Interview mit Spiegel Online zum Netzkauf

 

Spiegel Online: Herr Bürgermeister, Sie persönlich sprechen sich entschieden gegen einen Rückkauf der Energienetze in Hamburg aus. An Ihrer Seite stehen unter anderem CDU, FDP und die Wirtschaftsverbände - ist das nicht eine seltsame Koalition für einen sozialdemokratischen Bürgermeister?

Olaf Scholz: Na ja, immerhin habe ich auch Gewerkschaften und Betriebsräte auf meiner Seite. Wir haben uns schon vor dem Regierungswechsel 2011 dafür eingesetzt, ein Viertel der Netze zu kaufen. Was uns in der Energiepolitik wichtig ist, setzen wir über diese Minderheitsbeteiligung durch.

Spiegel Online: Dann erklären Sie doch mal, warum 25,1 Prozent Netzbeteiligung gut, 100 Prozent aber schlecht sind. Das ist ja deutschlandweit eine einmalige Position, die Hamburg da vertritt.

Olaf Scholz: Wir haben mit den Energieversorgungsunternehmen vereinbart: Die Stadt übernimmt - solide finanziert - 25,1 Prozent an den Versorgungsnetzen und erhält strategischen Einfluss auf die Geschäftstätigkeit der Unternehmen. Gleichzeitig verpflichten sich die Unternehmen, am Standort Hamburg rund 1,6 Milliarden Euro in Projekte der Hamburger Energiewende zu investieren. Zum Beispiel in Wärmespeicher oder ein hochmodernes Gas- und Dampfturbinenkraftwerk. Das alles gewinnen wir.

Spiegel Online: Was wäre denn anders, wenn die Stadt 100 Prozent der Netze besitzt?

Olaf Scholz: Wir würden zum Beispiel das komplette unternehmerische Risiko tragen - und bei der Energiewende keinen Schritt weiter kommen. Denn die für die Energiewende wichtigen Investitionen finden nicht im Netz, sondern zum Beispiel bei den Erzeugungsanlagen statt. Und: Für unsere 25,1 Prozent bekommen wir von Vattenfall eine Garantiedividende - so können wir sicher sein, dass wir nicht irgendwann mehr für die Zinsen zahlen, als wir mit dem Netzbetrieb verdienen.

Spiegel Online: Wie realistisch ist eigentlich der immer wieder genannte Kaufpreis von zwei Milliarden Euro?

Olaf Scholz: Wir haben eine ordentliche Wertermittlung vornehmen lassen und auf deren Basis für 25,1 Prozent gut 544 Millionen Euro bezahlt....

Spiegel Online: ... mal vier macht dann gut zwei Milliarden.

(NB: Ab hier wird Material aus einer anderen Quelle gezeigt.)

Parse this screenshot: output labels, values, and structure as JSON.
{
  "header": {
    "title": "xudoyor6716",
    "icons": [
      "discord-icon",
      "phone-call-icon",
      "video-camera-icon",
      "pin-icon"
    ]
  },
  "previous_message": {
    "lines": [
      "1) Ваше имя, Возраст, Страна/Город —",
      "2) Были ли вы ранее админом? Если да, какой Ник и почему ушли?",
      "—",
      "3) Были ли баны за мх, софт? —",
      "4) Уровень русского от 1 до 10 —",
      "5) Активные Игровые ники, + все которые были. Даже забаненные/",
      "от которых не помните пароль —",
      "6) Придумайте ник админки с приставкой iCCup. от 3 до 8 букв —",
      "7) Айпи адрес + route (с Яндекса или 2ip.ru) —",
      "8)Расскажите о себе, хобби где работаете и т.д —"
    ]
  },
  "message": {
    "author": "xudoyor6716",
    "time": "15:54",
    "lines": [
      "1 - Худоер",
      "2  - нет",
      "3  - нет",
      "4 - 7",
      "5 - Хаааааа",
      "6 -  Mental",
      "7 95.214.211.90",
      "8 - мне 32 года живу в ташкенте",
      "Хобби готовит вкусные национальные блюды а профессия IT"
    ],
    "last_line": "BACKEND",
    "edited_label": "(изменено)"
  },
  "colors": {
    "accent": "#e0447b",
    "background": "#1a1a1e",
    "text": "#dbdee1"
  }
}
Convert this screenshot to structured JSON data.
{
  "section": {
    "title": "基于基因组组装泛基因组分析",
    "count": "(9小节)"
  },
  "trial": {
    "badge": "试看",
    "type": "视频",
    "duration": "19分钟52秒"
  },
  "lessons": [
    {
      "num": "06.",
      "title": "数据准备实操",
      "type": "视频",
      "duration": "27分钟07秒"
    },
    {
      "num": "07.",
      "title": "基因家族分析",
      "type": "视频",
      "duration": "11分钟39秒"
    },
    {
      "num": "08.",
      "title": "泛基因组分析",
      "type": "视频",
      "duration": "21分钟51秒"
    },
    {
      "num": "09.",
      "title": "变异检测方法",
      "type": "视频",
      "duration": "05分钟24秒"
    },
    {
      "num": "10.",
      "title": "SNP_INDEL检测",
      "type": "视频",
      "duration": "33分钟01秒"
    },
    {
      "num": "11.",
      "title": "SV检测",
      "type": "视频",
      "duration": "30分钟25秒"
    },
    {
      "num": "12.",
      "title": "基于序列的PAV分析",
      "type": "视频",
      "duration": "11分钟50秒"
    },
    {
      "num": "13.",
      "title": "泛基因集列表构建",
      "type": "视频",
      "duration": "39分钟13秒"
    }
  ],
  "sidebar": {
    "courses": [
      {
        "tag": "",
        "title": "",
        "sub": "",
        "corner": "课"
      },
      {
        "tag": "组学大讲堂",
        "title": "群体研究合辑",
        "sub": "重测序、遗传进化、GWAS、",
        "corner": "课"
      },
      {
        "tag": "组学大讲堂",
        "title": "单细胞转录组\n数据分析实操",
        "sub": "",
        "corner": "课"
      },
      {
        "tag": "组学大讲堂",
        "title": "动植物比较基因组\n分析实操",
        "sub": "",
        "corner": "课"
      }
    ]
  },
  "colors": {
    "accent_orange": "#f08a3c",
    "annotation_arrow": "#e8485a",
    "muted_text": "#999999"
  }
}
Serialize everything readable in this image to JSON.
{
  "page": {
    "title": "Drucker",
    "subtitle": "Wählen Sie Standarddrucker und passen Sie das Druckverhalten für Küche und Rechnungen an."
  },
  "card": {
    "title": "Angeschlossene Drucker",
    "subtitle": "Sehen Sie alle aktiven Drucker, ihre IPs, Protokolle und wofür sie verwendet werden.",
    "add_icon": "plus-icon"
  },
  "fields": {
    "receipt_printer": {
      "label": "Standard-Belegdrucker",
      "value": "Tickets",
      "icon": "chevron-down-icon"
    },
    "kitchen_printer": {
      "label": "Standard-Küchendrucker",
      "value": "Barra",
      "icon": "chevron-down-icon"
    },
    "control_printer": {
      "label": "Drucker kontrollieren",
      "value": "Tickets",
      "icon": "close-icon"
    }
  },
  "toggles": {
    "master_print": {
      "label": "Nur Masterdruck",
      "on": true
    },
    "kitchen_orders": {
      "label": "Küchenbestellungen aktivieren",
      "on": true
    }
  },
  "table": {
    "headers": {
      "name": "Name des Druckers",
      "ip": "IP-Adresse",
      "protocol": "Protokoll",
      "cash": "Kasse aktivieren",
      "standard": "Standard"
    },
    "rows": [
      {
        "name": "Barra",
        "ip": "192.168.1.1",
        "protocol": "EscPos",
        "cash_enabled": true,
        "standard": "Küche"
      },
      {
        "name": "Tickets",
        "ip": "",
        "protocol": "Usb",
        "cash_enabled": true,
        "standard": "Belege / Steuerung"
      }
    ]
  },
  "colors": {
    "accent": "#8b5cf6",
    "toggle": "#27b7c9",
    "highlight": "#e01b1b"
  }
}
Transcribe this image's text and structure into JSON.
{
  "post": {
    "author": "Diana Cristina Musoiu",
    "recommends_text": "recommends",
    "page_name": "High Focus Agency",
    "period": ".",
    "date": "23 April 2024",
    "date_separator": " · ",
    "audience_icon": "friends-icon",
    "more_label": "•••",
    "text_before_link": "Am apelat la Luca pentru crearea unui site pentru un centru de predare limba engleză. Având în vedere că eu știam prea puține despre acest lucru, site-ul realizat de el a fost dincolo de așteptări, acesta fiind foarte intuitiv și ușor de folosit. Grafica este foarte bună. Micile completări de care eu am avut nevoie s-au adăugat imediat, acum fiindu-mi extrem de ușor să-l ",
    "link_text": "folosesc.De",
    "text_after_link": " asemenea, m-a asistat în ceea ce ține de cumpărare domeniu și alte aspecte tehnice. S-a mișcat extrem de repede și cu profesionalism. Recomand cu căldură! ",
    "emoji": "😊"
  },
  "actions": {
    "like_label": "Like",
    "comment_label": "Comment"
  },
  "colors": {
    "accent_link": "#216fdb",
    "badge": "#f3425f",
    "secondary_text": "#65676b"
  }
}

Olaf Scholz: Darin fehlt allerdings der Zuschlag, den man normalerweise dafür zahlen muss, dass man die Mehrheit übernimmt.

Spiegel Online: Das einfache Hochrechnen, 25 Prozent mal vier, funktioniert also nicht?

Olaf Scholz: Man muss vermuten, dass der Komplettrückkauf teurer wird als zwei Milliarden.

Spiegel Online: Die Initiative für den Netzrückkauf weist darauf hin, dass mit den Netzen auch Geld zu verdienen ist. Sehen Sie das nicht so?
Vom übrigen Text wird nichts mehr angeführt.